それでは、なぜ法務省が担当しているのか、と問うと、「官邸筋から強く要請されて、嫌々担当せざるを得なくなったのだ」と説明した。では、官邸筋が入管法改正をやらねばならないと考えたのはなぜか。

「それは全国あちこちの、特に中小企業の経営者たちから、深刻な人手不足で急いで外国人労働者を増強してもらわないと倒産してしまう、という悲鳴を聞かされたからです」

 現在、日本の人手不足はの手も借りたいほどに深刻で、約60万人も不足しているようだ。
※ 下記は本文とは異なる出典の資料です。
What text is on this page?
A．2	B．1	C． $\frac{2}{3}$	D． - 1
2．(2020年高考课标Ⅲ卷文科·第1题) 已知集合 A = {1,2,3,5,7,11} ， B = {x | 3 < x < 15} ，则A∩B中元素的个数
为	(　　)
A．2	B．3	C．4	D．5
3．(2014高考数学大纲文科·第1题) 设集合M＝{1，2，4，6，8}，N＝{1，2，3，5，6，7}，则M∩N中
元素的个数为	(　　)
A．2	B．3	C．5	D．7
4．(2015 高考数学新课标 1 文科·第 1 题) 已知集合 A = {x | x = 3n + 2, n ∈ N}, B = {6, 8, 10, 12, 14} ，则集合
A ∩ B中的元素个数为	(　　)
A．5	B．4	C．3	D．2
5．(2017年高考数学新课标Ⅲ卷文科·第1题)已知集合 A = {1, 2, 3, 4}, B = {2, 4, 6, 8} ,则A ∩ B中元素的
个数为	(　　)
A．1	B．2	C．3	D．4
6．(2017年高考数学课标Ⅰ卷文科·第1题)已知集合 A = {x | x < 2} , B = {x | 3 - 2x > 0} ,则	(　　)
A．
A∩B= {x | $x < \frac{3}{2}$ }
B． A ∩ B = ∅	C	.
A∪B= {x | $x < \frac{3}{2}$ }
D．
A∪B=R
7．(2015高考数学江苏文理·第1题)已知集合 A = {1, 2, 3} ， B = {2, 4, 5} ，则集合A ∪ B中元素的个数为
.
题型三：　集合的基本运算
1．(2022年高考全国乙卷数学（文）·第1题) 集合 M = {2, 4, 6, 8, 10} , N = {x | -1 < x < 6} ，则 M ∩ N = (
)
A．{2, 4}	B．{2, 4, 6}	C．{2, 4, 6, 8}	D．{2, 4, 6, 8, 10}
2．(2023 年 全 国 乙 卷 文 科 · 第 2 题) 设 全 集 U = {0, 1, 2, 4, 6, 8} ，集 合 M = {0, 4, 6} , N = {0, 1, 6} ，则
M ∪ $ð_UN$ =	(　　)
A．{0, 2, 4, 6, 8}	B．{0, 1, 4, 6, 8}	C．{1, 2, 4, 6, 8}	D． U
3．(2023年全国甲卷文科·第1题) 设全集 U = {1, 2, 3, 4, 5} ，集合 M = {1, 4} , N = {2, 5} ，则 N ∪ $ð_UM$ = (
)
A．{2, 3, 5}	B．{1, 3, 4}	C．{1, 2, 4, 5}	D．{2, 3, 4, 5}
「ところが、国会で審議を続けると、どうしても移民の問題になってしまう。特定技能1号、2号というのは、実質的には移民ですからね。しかし、日本会議など、大本の保守は移民には絶対反対なのですよ。だから安倍首相は『移民ではない』と繰り返し言っている。移民の問題になると困る。だから官邸筋は、国会審議をできるかぎり短くせよ、と法務省に求めていたのです」

 具体的な内容が定まっていなくて、来年の4月までに法体系が詰められるのか、と問うと、「法務省の官僚たちは、『そんなことは自分たちに責任はない。官邸筋が作るのだろう』と平然と言っている」と語った。

 しかも、自民党議員が何と、「(6日に)野党が技能実習生の69人が死亡していると発表したが、実は法務省の官僚たちが野党にリークしたのだ」と漏らした。そんなことってあるのか、と何度も問い返したが自信がありそうだった。